The pictures attached are of my first cutting table. After 4 heart heart attacks and surgery for each, plus two knee replacements I have considerable difficulty lifting full sheets of 3/4" plywood and my heavy cutting table, so wised up and remade the table lighter by changing the outer frame from 2 X 4 to 1 X 4 and it reduced the table weight by about 18 pounds. To move full sized sheet stock around I have a wheel assembly that I place at one end under the bottom edge of the stock, and then I lift and carry the other end of the sheet to wherever I need it.
I also added two pieces of plywood on one long side of the table frame, attached off center with just one screw. I can turn these so they are below the top surface of the table, or turn them so they are above the table surface. Turning them so they are up above the surface lets me tip the table on it's side with these down against the driveway, then lean a full sheet of plywood or other sheet stock against the table surface with the bottom edge of this stock sitting on these two pieces of plywood. I can then bend down and tip both the table and the sheet stock up so the table is again on it's legs, but with the sheet stock then laying flat on the top of the table. (I added this feature to the original table and it worked so well that it's now also on my newer, lighter version of the table.
If I ever make so many kerf cuts in the top of this table that I become unhappy with it, or worry that it's not as strong as it should be, I'll just make a new wood frame top and move the legs from the old one to the new one, but I doubt that I'll live long enough to ever need to.
Again, the attached photos are of my heavy first table. My second version uses 1 X 4 for the outer perimeter frame and 2 X 4 material for the cross pieces and it's plenty strong enough.

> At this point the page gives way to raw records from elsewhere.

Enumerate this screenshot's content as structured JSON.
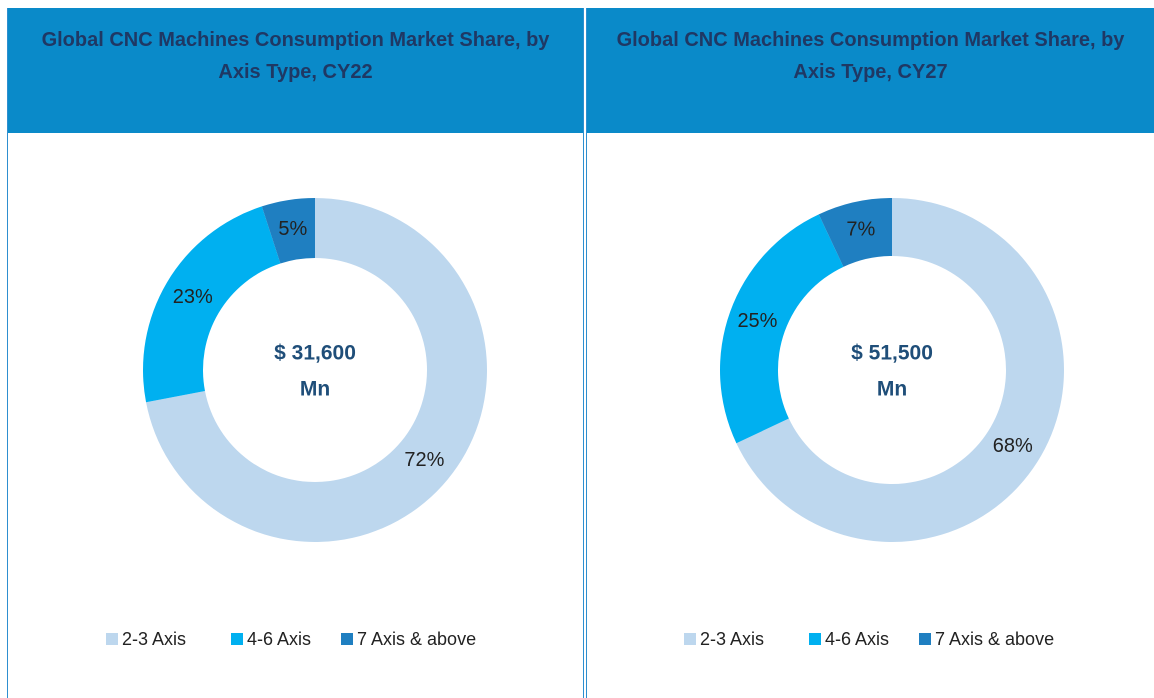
{
  "chart_data": [
    {
      "type": "pie",
      "title": "Global CNC Machines Consumption Market Share, by Axis Type, CY22",
      "center_text": [
        "$ 31,600",
        "Mn"
      ],
      "categories": [
        "2-3 Axis",
        "4-6 Axis",
        "7 Axis & above"
      ],
      "values": [
        72,
        23,
        5
      ],
      "value_labels": [
        "72%",
        "23%",
        "5%"
      ],
      "colors": [
        "#bdd7ee",
        "#00b0f0",
        "#1f7fc1"
      ],
      "legend": "bottom"
    },
    {
      "type": "pie",
      "title": "Global CNC Machines Consumption Market Share, by Axis Type, CY27",
      "center_text": [
        "$ 51,500",
        "Mn"
      ],
      "categories": [
        "2-3 Axis",
        "4-6 Axis",
        "7 Axis & above"
      ],
      "values": [
        68,
        25,
        7
      ],
      "value_labels": [
        "68%",
        "25%",
        "7%"
      ],
      "colors": [
        "#bdd7ee",
        "#00b0f0",
        "#1f7fc1"
      ],
      "legend": "bottom"
    }
  ]
}
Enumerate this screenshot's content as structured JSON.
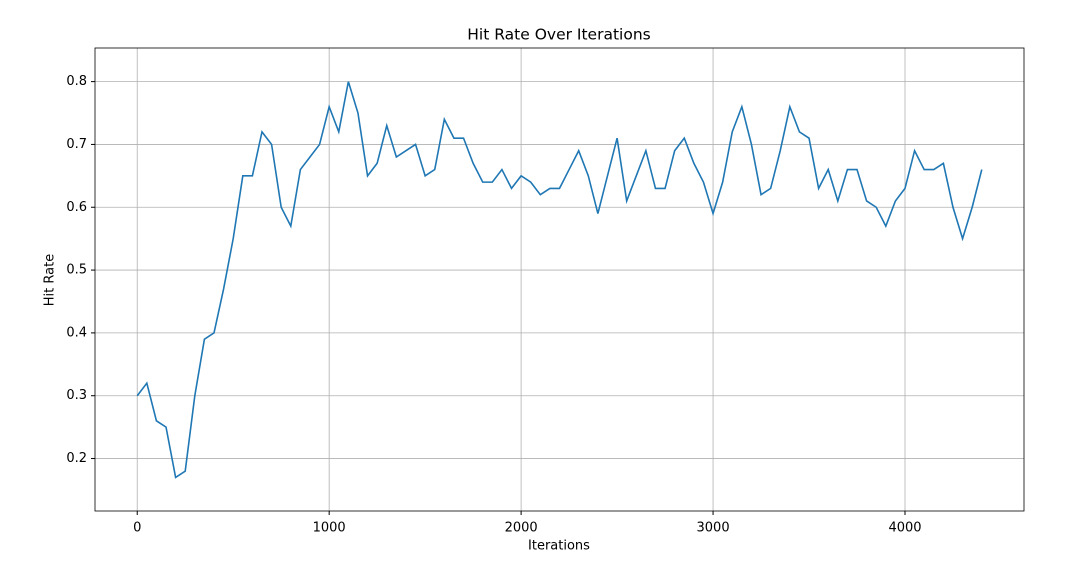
{
  "chart_data": {
    "type": "line",
    "title": "Hit Rate Over Iterations",
    "x_label": "Iterations",
    "y_label": "Hit Rate",
    "x": [
      0,
      50,
      100,
      150,
      200,
      250,
      300,
      350,
      400,
      450,
      500,
      550,
      600,
      650,
      700,
      750,
      800,
      850,
      900,
      950,
      1000,
      1050,
      1100,
      1150,
      1200,
      1250,
      1300,
      1350,
      1400,
      1450,
      1500,
      1550,
      1600,
      1650,
      1700,
      1750,
      1800,
      1850,
      1900,
      1950,
      2000,
      2050,
      2100,
      2150,
      2200,
      2250,
      2300,
      2350,
      2400,
      2450,
      2500,
      2550,
      2600,
      2650,
      2700,
      2750,
      2800,
      2850,
      2900,
      2950,
      3000,
      3050,
      3100,
      3150,
      3200,
      3250,
      3300,
      3350,
      3400,
      3450,
      3500,
      3550,
      3600,
      3650,
      3700,
      3750,
      3800,
      3850,
      3900,
      3950,
      4000,
      4050,
      4100,
      4150,
      4200,
      4250,
      4300,
      4350,
      4400
    ],
    "series": [
      {
        "name": "Hit Rate",
        "color": "#1f77b4",
        "values": [
          0.3,
          0.32,
          0.26,
          0.25,
          0.17,
          0.18,
          0.3,
          0.39,
          0.4,
          0.47,
          0.55,
          0.65,
          0.65,
          0.72,
          0.7,
          0.6,
          0.57,
          0.66,
          0.68,
          0.7,
          0.76,
          0.72,
          0.8,
          0.75,
          0.65,
          0.67,
          0.73,
          0.68,
          0.69,
          0.7,
          0.65,
          0.66,
          0.74,
          0.71,
          0.71,
          0.67,
          0.64,
          0.64,
          0.66,
          0.63,
          0.65,
          0.64,
          0.62,
          0.63,
          0.63,
          0.66,
          0.69,
          0.65,
          0.59,
          0.65,
          0.71,
          0.61,
          0.65,
          0.69,
          0.63,
          0.63,
          0.69,
          0.71,
          0.67,
          0.64,
          0.59,
          0.64,
          0.72,
          0.76,
          0.7,
          0.62,
          0.63,
          0.69,
          0.76,
          0.72,
          0.71,
          0.63,
          0.66,
          0.61,
          0.66,
          0.66,
          0.61,
          0.6,
          0.57,
          0.61,
          0.63,
          0.69,
          0.66,
          0.66,
          0.67,
          0.6,
          0.55,
          0.6,
          0.66
        ]
      }
    ],
    "xlim": [
      -220,
      4620
    ],
    "xticks": [
      0,
      1000,
      2000,
      3000,
      4000
    ],
    "ylim": [
      0.1165,
      0.8535
    ],
    "yticks": [
      0.2,
      0.3,
      0.4,
      0.5,
      0.6,
      0.7,
      0.8
    ],
    "grid": true
  }
}
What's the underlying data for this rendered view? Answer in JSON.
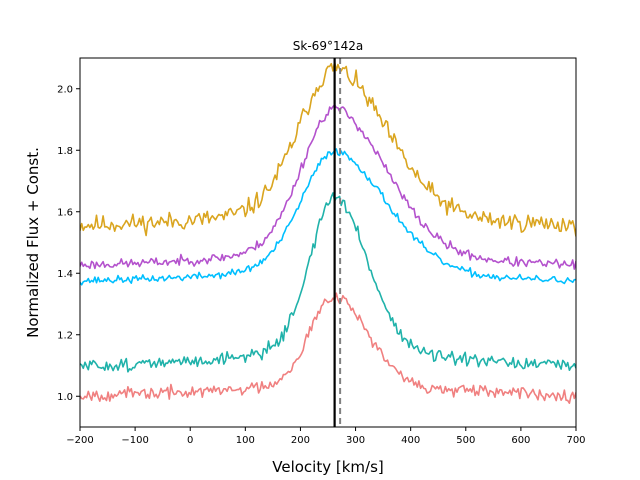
{
  "chart_data": {
    "type": "line",
    "title": "Sk-69°142a",
    "xlabel": "Velocity [km/s]",
    "ylabel": "Normalized Flux + Const.",
    "xlim": [
      -200,
      700
    ],
    "ylim": [
      0.9,
      2.1
    ],
    "xticks": [
      -200,
      -100,
      0,
      100,
      200,
      300,
      400,
      500,
      600,
      700
    ],
    "xtick_labels": [
      "−200",
      "−100",
      "0",
      "100",
      "200",
      "300",
      "400",
      "500",
      "600",
      "700"
    ],
    "yticks": [
      1.0,
      1.2,
      1.4,
      1.6,
      1.8,
      2.0
    ],
    "ytick_labels": [
      "1.0",
      "1.2",
      "1.4",
      "1.6",
      "1.8",
      "2.0"
    ],
    "vlines": [
      {
        "x": 262,
        "color": "#000000",
        "style": "solid"
      },
      {
        "x": 272,
        "color": "#808080",
        "style": "dashed"
      }
    ],
    "series": [
      {
        "name": "orange",
        "color": "#daa520",
        "base": 1.55,
        "slope_per_100": 0.0,
        "amp": 0.52,
        "center": 262,
        "sigma_left": 65,
        "sigma_right": 95,
        "noise": 0.03,
        "seed": 11
      },
      {
        "name": "violet",
        "color": "#b452cd",
        "base": 1.42,
        "slope_per_100": -0.0,
        "amp": 0.52,
        "center": 262,
        "sigma_left": 60,
        "sigma_right": 95,
        "noise": 0.015,
        "seed": 23
      },
      {
        "name": "cyan",
        "color": "#00bfff",
        "base": 1.37,
        "slope_per_100": 0.0,
        "amp": 0.43,
        "center": 262,
        "sigma_left": 60,
        "sigma_right": 95,
        "noise": 0.012,
        "seed": 37
      },
      {
        "name": "teal",
        "color": "#20b2aa",
        "base": 1.09,
        "slope_per_100": 0.0,
        "amp": 0.56,
        "center": 262,
        "sigma_left": 45,
        "sigma_right": 60,
        "noise": 0.02,
        "seed": 51
      },
      {
        "name": "salmon",
        "color": "#f08080",
        "base": 1.0,
        "slope_per_100": 0.0,
        "amp": 0.33,
        "center": 262,
        "sigma_left": 45,
        "sigma_right": 60,
        "noise": 0.02,
        "seed": 67
      }
    ],
    "legend": "none",
    "grid": false
  }
}
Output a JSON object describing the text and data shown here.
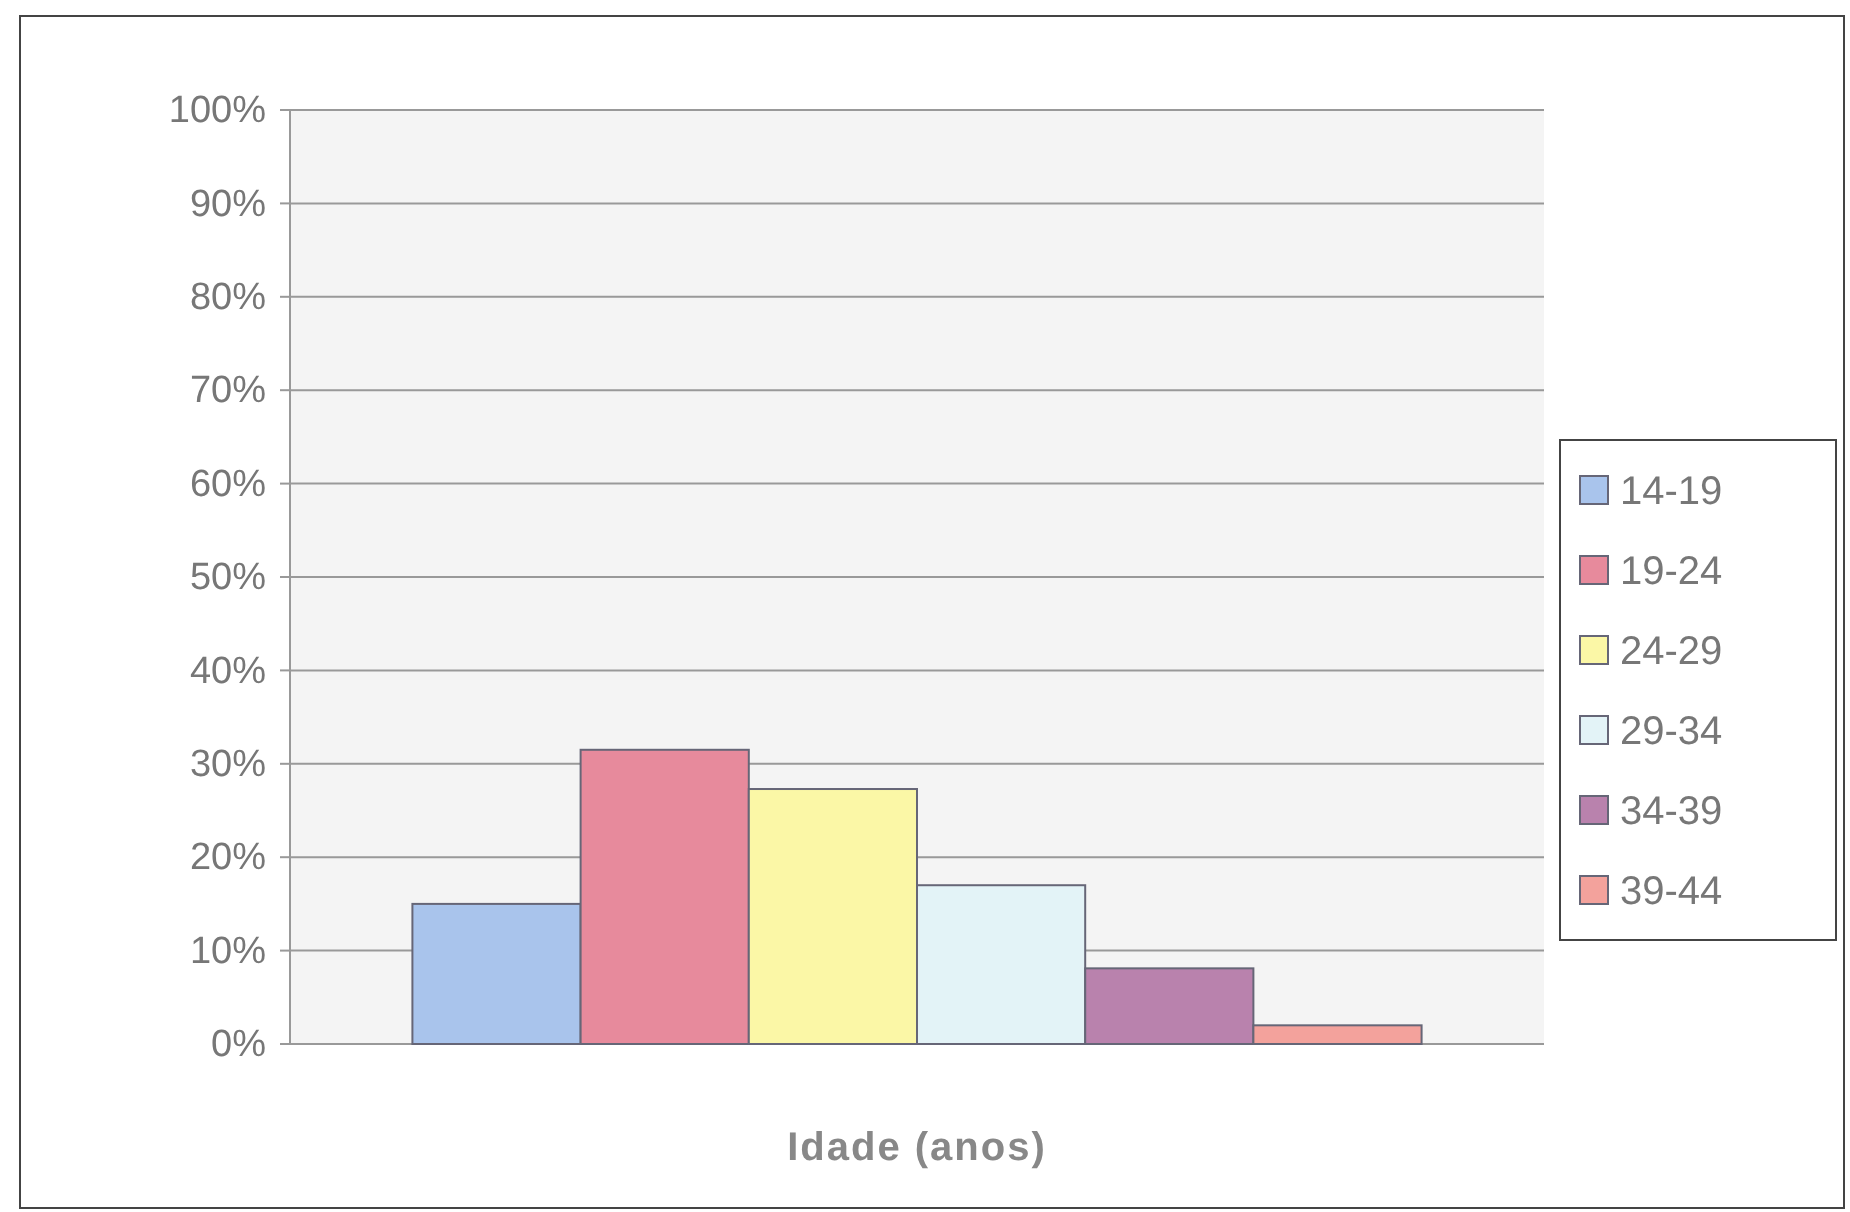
{
  "chart_data": {
    "type": "bar",
    "xlabel": "Idade (anos)",
    "categories": [
      null
    ],
    "series": [
      {
        "name": "14-19",
        "color": "#a9c4ec",
        "values": [
          15
        ]
      },
      {
        "name": "19-24",
        "color": "#e78a9c",
        "values": [
          31.5
        ]
      },
      {
        "name": "24-29",
        "color": "#fbf7a6",
        "values": [
          27.3
        ]
      },
      {
        "name": "29-34",
        "color": "#e3f3f7",
        "values": [
          17
        ]
      },
      {
        "name": "34-39",
        "color": "#b982ad",
        "values": [
          8.1
        ]
      },
      {
        "name": "39-44",
        "color": "#f3a29c",
        "values": [
          2
        ]
      }
    ],
    "ylim": [
      0,
      100
    ],
    "yticks": [
      {
        "value": 0,
        "label": "0%"
      },
      {
        "value": 10,
        "label": "10%"
      },
      {
        "value": 20,
        "label": "20%"
      },
      {
        "value": 30,
        "label": "30%"
      },
      {
        "value": 40,
        "label": "40%"
      },
      {
        "value": 50,
        "label": "50%"
      },
      {
        "value": 60,
        "label": "60%"
      },
      {
        "value": 70,
        "label": "70%"
      },
      {
        "value": 80,
        "label": "80%"
      },
      {
        "value": 90,
        "label": "90%"
      },
      {
        "value": 100,
        "label": "100%"
      }
    ],
    "grid": "y",
    "legend": "right"
  }
}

At a large family picnic where we ran out of table space, I set my cutting table up with a full sheet of 3/4 cabinet birch plywood on it, covered it with a table cloth, and set up folding chairs around it. Some of the guests were wondering where I had found such a large perfect table for the picnic, until I told them what was under the table cloth.
If you should need a work bench area for tool storage and you don't need this as a cutting table, a piece of plywood to cover it, and you can use it as a light duty work bench or tools and supplies table.
If I'm helping someone do some woodworking away from my shop I always take my cutting table with me. I prefer it much more than saw horses for general use woodworking.
One photo shows the bottom of my saw with my clear lexan "zero Clearance insert" attached to it. If you make one of these, you only need the "zero clearance function where the blade teeth rise up out of the cut. Notice that the opening widens out behind this so that the blade guard can still function. A single narrow slot the full length of the blade would prevent the blade guard from operating, and the saw would be very dangerous to use. If you make a zero clearance insert, make certain that the blade guard can still operate after you attach it to your saw.
Central North Carolina
Last edited by CharleyL; 09-30-2016 at 10:58 AM.